Currently, there are no term limits on these offices.

McCormick, a farmer from southern Knox County, faces Republican incumbent Larry Bucshon in the general election. Bucshon is seeking a seventh term.

“What I’m advocating is a 10-year limit in the House and a 12-year limit in the Senate. There are a lot of congressmen supporting that … a lot of people support that,” he said.

Having a term limits of 10 years would not affect most people that serve in Congress, he stated in a news release. “It only affects those career politicians that have been in office for over a decade.”

Term limits “will level the playing field and bring new blood and fresh ideas,” McCormick stated.

Term limits are supported by both of Indiana’s U.S. senators and several Congressmen, he said. More than 80 U.S. congressman have co-sponsored legislation calling for term limits, he said.

The Constitution does not set how long a congressman or senator can serve, McCormick said.
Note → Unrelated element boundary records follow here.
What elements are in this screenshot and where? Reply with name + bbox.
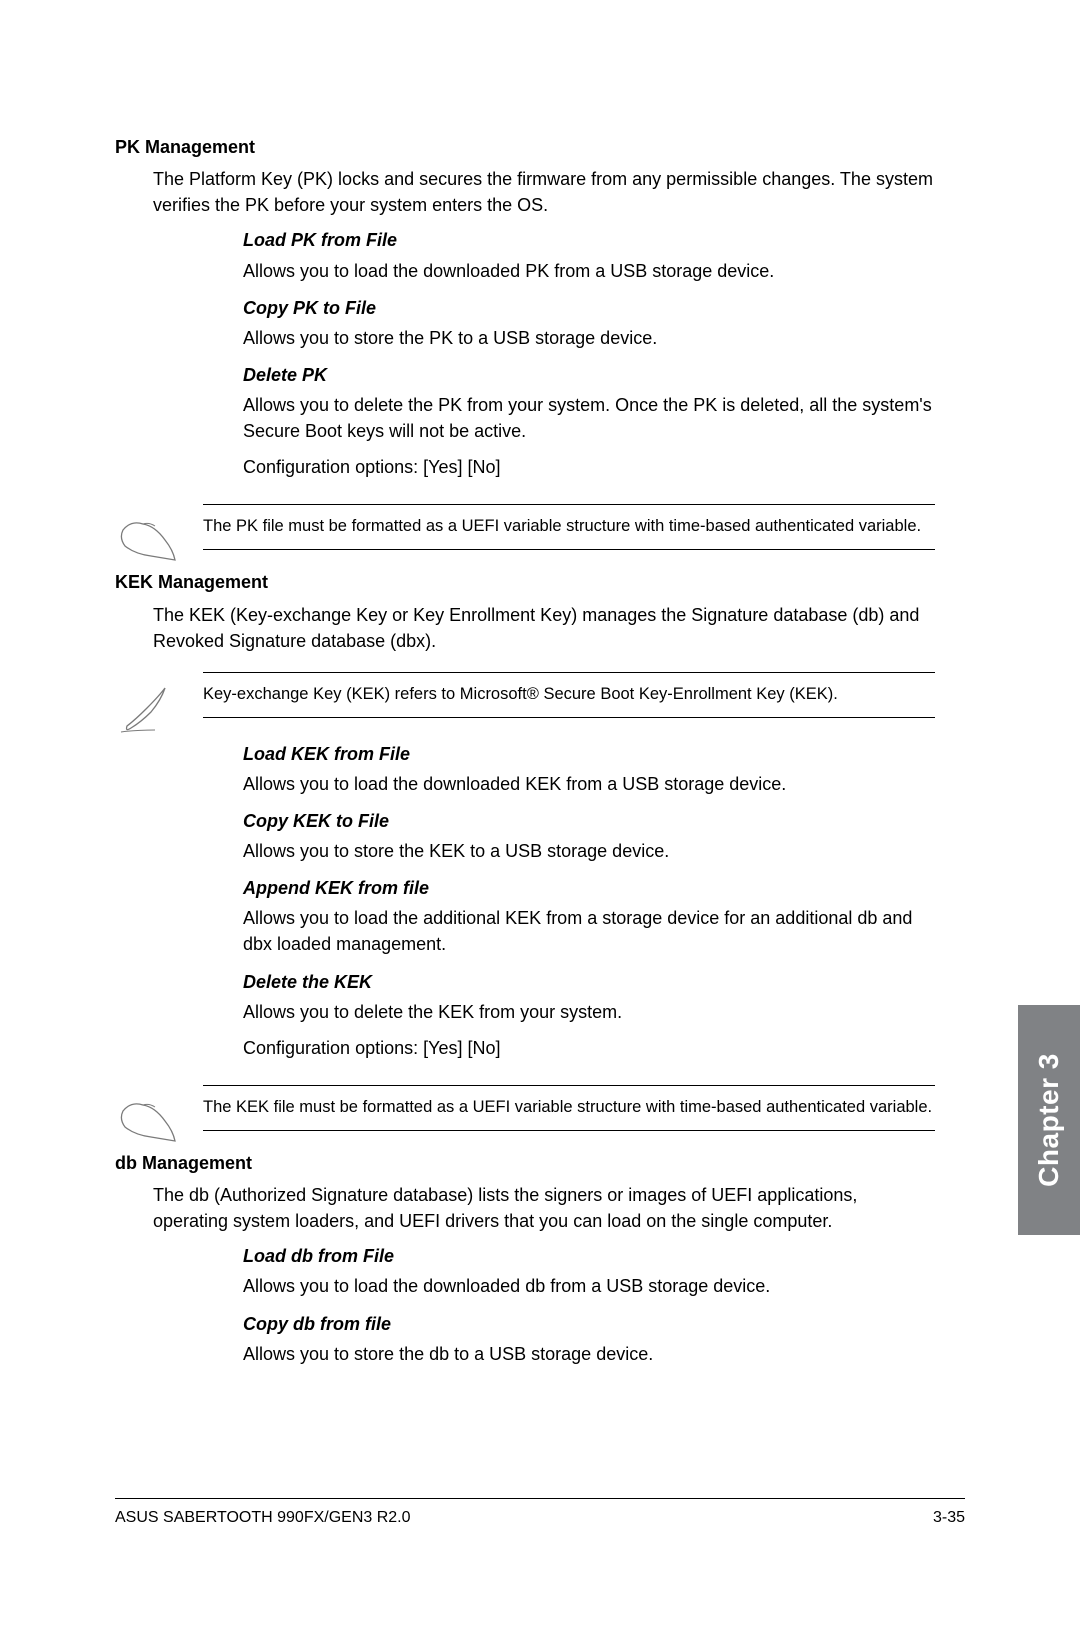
db-heading: db Management	[115, 1151, 935, 1176]
pk-copy-title: Copy PK to File	[115, 296, 935, 321]
note-rule-bottom	[203, 717, 935, 718]
pen-icon	[115, 680, 185, 735]
pk-delete-desc: Allows you to delete the PK from your sy…	[115, 392, 935, 444]
pk-copy-desc: Allows you to store the PK to a USB stor…	[115, 325, 935, 351]
kek-delete-desc: Allows you to delete the KEK from your s…	[115, 999, 935, 1025]
content-column: PK Management The Platform Key (PK) lock…	[115, 135, 935, 1367]
kek-append-title: Append KEK from file	[115, 876, 935, 901]
kek-intro: The KEK (Key-exchange Key or Key Enrollm…	[115, 602, 935, 654]
db-copy-desc: Allows you to store the db to a USB stor…	[115, 1341, 935, 1367]
kek-heading: KEK Management	[115, 570, 935, 595]
footer-rule	[115, 1498, 965, 1499]
page-footer: ASUS SABERTOOTH 990FX/GEN3 R2.0 3-35	[115, 1498, 965, 1527]
pk-intro: The Platform Key (PK) locks and secures …	[115, 166, 935, 218]
db-load-desc: Allows you to load the downloaded db fro…	[115, 1273, 935, 1299]
pk-heading: PK Management	[115, 135, 935, 160]
pk-delete-title: Delete PK	[115, 363, 935, 388]
pk-load-title: Load PK from File	[115, 228, 935, 253]
kek-note-top: Key-exchange Key (KEK) refers to Microso…	[115, 672, 935, 718]
footer-model: ASUS SABERTOOTH 990FX/GEN3 R2.0	[115, 1509, 411, 1527]
note-rule-bottom	[203, 1130, 935, 1131]
db-load-title: Load db from File	[115, 1244, 935, 1269]
kek-delete-title: Delete the KEK	[115, 970, 935, 995]
kek-copy-title: Copy KEK to File	[115, 809, 935, 834]
kek-append-desc: Allows you to load the additional KEK fr…	[115, 905, 935, 957]
db-intro: The db (Authorized Signature database) l…	[115, 1182, 935, 1234]
pk-config: Configuration options: [Yes] [No]	[115, 454, 935, 480]
kek-load-desc: Allows you to load the downloaded KEK fr…	[115, 771, 935, 797]
pk-note-text: The PK file must be formatted as a UEFI …	[203, 505, 935, 549]
footer-page-number: 3-35	[933, 1509, 965, 1527]
kek-load-title: Load KEK from File	[115, 742, 935, 767]
kek-note-bottom: The KEK file must be formatted as a UEFI…	[115, 1085, 935, 1131]
kek-copy-desc: Allows you to store the KEK to a USB sto…	[115, 838, 935, 864]
kek-note-bottom-text: The KEK file must be formatted as a UEFI…	[203, 1086, 935, 1130]
kek-note-top-text: Key-exchange Key (KEK) refers to Microso…	[203, 673, 935, 717]
pk-note: The PK file must be formatted as a UEFI …	[115, 504, 935, 550]
db-copy-title: Copy db from file	[115, 1312, 935, 1337]
hand-icon	[115, 512, 185, 567]
hand-icon	[115, 1093, 185, 1148]
chapter-tab: Chapter 3	[1018, 1005, 1080, 1235]
page: PK Management The Platform Key (PK) lock…	[0, 0, 1080, 1627]
kek-config: Configuration options: [Yes] [No]	[115, 1035, 935, 1061]
pk-load-desc: Allows you to load the downloaded PK fro…	[115, 258, 935, 284]
chapter-tab-text: Chapter 3	[1033, 1053, 1065, 1187]
note-rule-bottom	[203, 549, 935, 550]
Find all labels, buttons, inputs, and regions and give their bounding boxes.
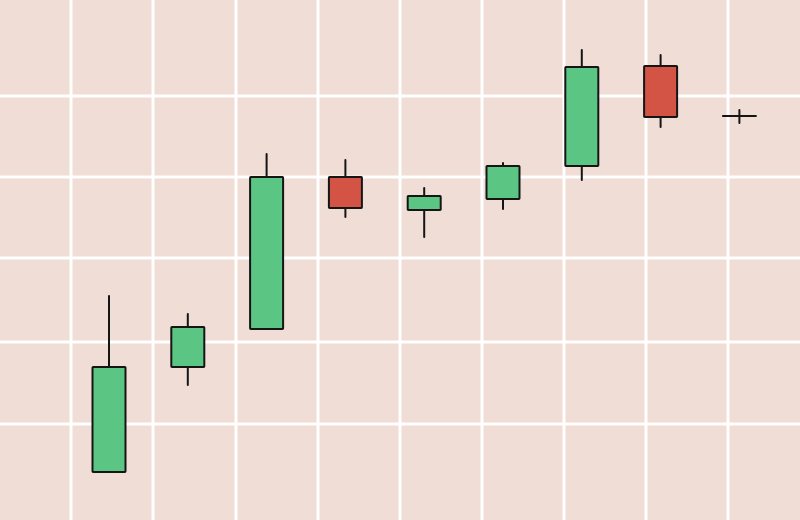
candle-4 [406,187,442,238]
candle-6 [564,49,600,181]
candle-body-7 [643,65,679,118]
candle-body-1 [170,326,206,368]
candle-1 [170,313,206,386]
candles [91,49,757,473]
candle-body-0 [91,366,127,473]
candle-7 [643,54,679,128]
candle-3 [327,159,363,218]
candle-body-4 [406,195,442,211]
candle-body-6 [564,66,600,167]
candle-5 [485,162,521,210]
candle-0 [91,295,127,473]
candle-body-5 [485,165,521,200]
candle-8 [721,109,757,124]
candle-body-2 [249,176,285,330]
candle-2 [249,153,285,330]
candle-body-3 [327,176,363,209]
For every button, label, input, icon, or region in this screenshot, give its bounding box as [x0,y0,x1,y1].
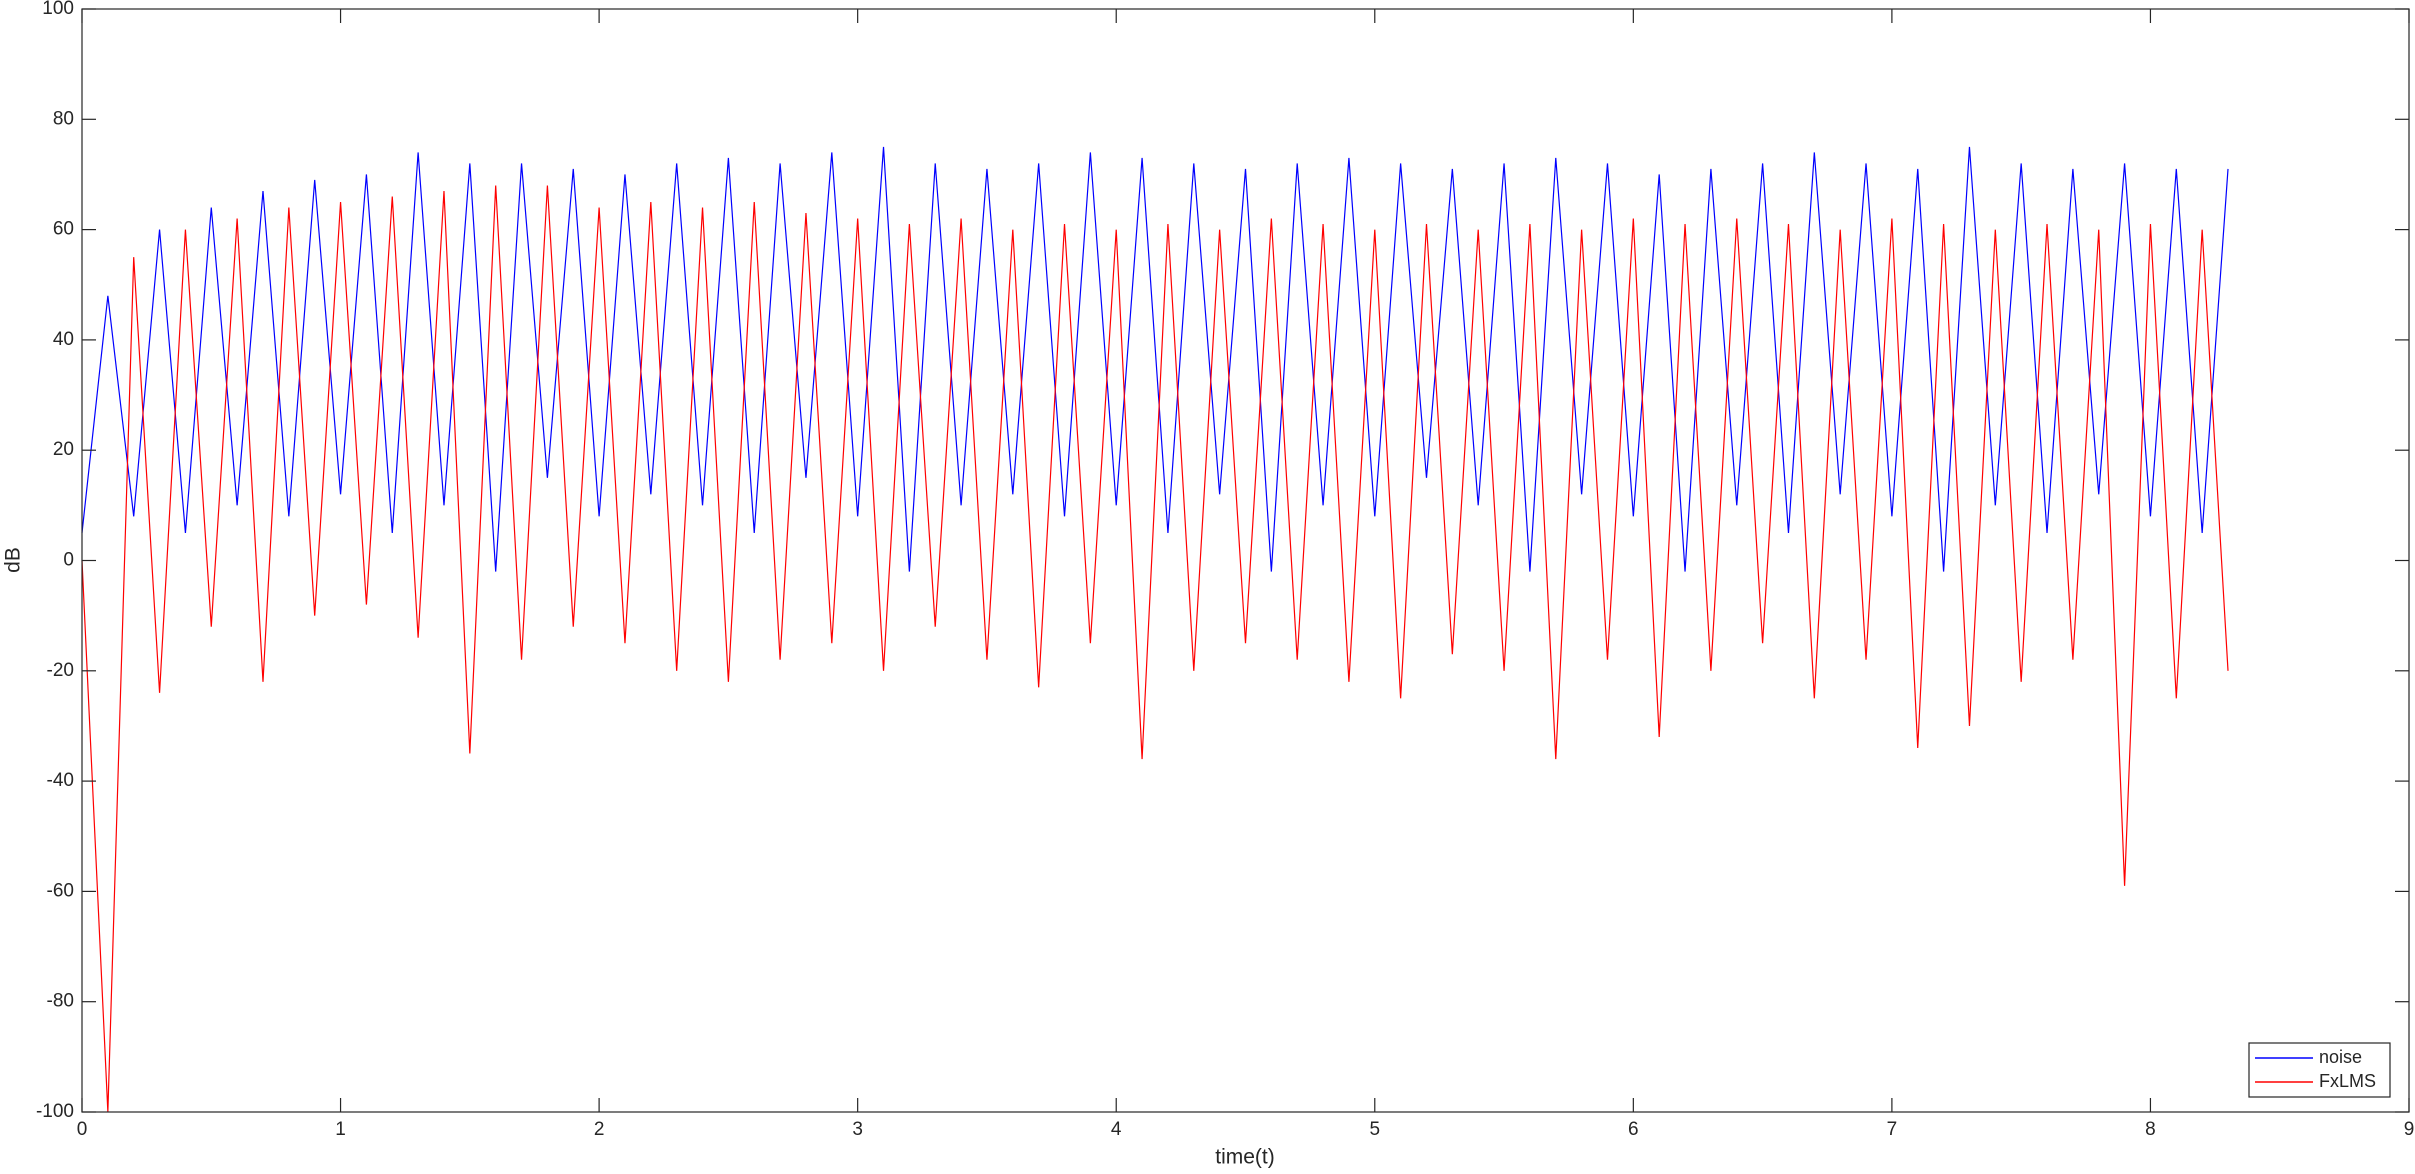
y-tick-label: 80 [53,108,74,129]
x-tick-label: 3 [852,1119,863,1140]
x-tick-label: 6 [1628,1119,1639,1140]
y-tick-label: -60 [47,880,74,901]
x-tick-label: 2 [594,1119,605,1140]
x-tick-label: 5 [1369,1119,1380,1140]
legend-box [2248,1042,2391,1098]
y-axis-label: dB [2,547,25,573]
x-tick-label: 8 [2145,1119,2156,1140]
x-tick-label: 1 [335,1119,346,1140]
legend-label: noise [2319,1047,2362,1067]
data-line [81,146,2229,572]
x-axis-label: time(t) [1215,1146,1275,1169]
legend-label: FxLMS [2319,1071,2376,1091]
y-tick-label: -80 [47,991,74,1012]
y-tick-label: -100 [36,1101,74,1122]
legend: noise FxLMS [2248,1042,2391,1098]
y-tick-label: 100 [42,0,74,19]
y-tick-label: 20 [53,439,74,460]
y-tick-label: -20 [47,660,74,681]
y-tick-label: 60 [53,219,74,240]
x-tick-label: 7 [1887,1119,1898,1140]
y-tick-label: 0 [63,550,74,571]
data-line [81,185,2229,1113]
x-tick-label: 4 [1111,1119,1122,1140]
x-tick-label: 0 [77,1119,88,1140]
y-tick-label: -40 [47,770,74,791]
y-tick-label: 40 [53,329,74,350]
x-tick-label: 9 [2404,1119,2415,1140]
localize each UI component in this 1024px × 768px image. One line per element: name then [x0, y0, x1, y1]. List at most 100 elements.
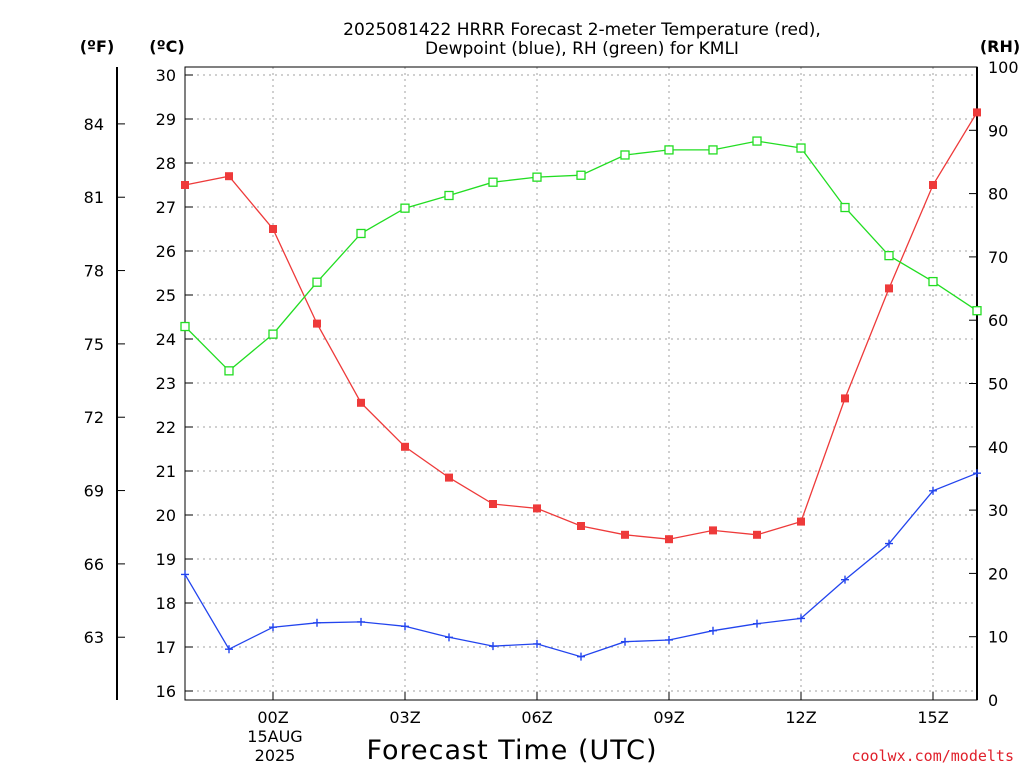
2-meter-temperature-point: [665, 535, 673, 544]
2-meter-temperature-point: [709, 526, 717, 535]
celsius-tick-label: 18: [156, 594, 176, 613]
rh-unit-label: (RH): [980, 37, 1020, 56]
fahrenheit-unit-label: (ºF): [80, 37, 115, 56]
rh-point: [312, 277, 322, 287]
rh-tick-label: 40: [988, 438, 1008, 457]
2-meter-temperature-point: [181, 181, 189, 189]
rh-tick-label: 30: [988, 501, 1008, 520]
dewpoint-point: [445, 633, 453, 642]
celsius-tick-label: 17: [156, 638, 176, 657]
dewpoint-point: [973, 469, 981, 478]
rh-point: [928, 276, 938, 287]
rh-tick-label: 80: [988, 185, 1008, 204]
rh-point: [840, 202, 850, 213]
dewpoint-point: [357, 617, 365, 626]
data-series: [180, 108, 982, 661]
2-meter-temperature-point: [929, 181, 937, 189]
2-meter-temperature-point: [445, 473, 453, 482]
2-meter-temperature-point: [753, 530, 761, 539]
2-meter-temperature-point: [973, 108, 981, 117]
axes: [116, 66, 978, 701]
x-tick-label: 03Z: [389, 708, 420, 727]
fahrenheit-tick-label: 66: [84, 555, 104, 574]
credit-link[interactable]: coolwx.com/modelts: [851, 747, 1014, 765]
rh-point: [884, 250, 894, 261]
celsius-tick-label: 23: [156, 374, 176, 393]
rh-point: [444, 190, 454, 201]
celsius-tick-label: 19: [156, 550, 176, 569]
rh-tick-label: 60: [988, 311, 1008, 330]
x-tick-label: 12Z: [785, 708, 816, 727]
rh-tick-label: 50: [988, 375, 1008, 394]
rh-point: [400, 203, 410, 213]
dewpoint-point: [621, 637, 629, 646]
celsius-tick-label: 27: [156, 198, 176, 217]
2-meter-temperature-point: [489, 500, 497, 508]
dewpoint-point: [313, 618, 321, 627]
dewpoint-point: [797, 614, 805, 623]
chart-title-line-1: 2025081422 HRRR Forecast 2-meter Tempera…: [343, 20, 821, 40]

Any change requires a constitutional amendment approved by 2/3 of the Congress and ratified by 75% of the states.


  1. Usually a candidate running against an incumbent calling for term limits is pandering. While not a great fan of Dr. Buschon’s record, term limits is not an issue unless there is a Constitutional convention where the states bypass Congress, thus leaving Congress out of the recipe. So, basically, it’s not happening. Besides, setting term limits means the choice of representation for the voters is limited, which in a representative republic isn’t freedom. Let’s just elect faithful servants to political office instead.